ATP10B, a transmembrane lipid flippase located in late endosomes and lysosomes, facilitates the export of glucosylceramide and phosphatidylcholine by coupling this process to ATP hydrolysis. Recently, loss-of-function mutations in the ATP10B gene have been identified in Parkinson’s disease patients, pointing to ATP10B as a candidate genetic risk factor. Previous studies have shown compromised lysosomal functionality upon ATP10B knockdown in human cell lines and primary cortical neurons. To investigate the role of ATP10B in Parkinson’s disease neuropathology, specifically in the nigrostriatal dopaminergic system, we induced ATP10B knockdown specifically in substantia nigra pars compacta neurons of rats using viral vector technology. Additionally, midbrain neuronal cultures derived from ATP10B knock-out human induced pluripotent stem cells clones were used to study the impact of ATP10B loss in dopaminergic neurons in a more translational model. Atp10b knockdown in rat brain induced parkinsonian motor deficits, and longitudinal striatal dopamine transporter ¹⁸ F-FE-PE2I PET imaging revealed a progressive decrease in binding potential. Immunohistochemical analysis conducted one year post-injection confirmed the loss of dopaminergic terminals in the striatum, alongside a loss of dopaminergic neurons in the substantia nigra pars compacta. The expression of LAMP1, LAMP2a, cathepsin B and glucocerebrosidase was studied in dopaminergic neurons. A decrease in lysosomal numbers and an increase in lysosomal volume were observed more consistently in one of the knockdown constructs. The vulnerability of dopaminergic neurons to ATP10B loss-of-function was also observed in midbrain neuronal cultures derived from ATP10B knock-out human induced pluripotent stem cells clones, which showed a significant reduction in TH-positive neurons.
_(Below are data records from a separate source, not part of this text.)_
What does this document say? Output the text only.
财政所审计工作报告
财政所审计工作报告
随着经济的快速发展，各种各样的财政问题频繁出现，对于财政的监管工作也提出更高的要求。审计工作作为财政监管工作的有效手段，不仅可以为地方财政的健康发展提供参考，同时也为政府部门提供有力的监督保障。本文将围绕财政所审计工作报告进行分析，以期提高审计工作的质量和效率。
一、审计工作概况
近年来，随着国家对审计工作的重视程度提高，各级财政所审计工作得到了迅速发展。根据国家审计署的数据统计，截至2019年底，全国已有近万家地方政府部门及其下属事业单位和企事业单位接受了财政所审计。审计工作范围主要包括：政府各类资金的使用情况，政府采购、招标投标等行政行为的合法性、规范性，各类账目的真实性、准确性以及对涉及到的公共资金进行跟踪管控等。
Taken together, our findings demonstrate that ATP10B depletion detrimentally impacts the viability of dopaminergic neurons both in vivo and in vitro. Moreover, a broader impact on the functionality of the nigrostriatal pathway was evidenced as rats with Atp10b knockdown exhibited motor impairments similar to those observed in Parkinson’s disease patients.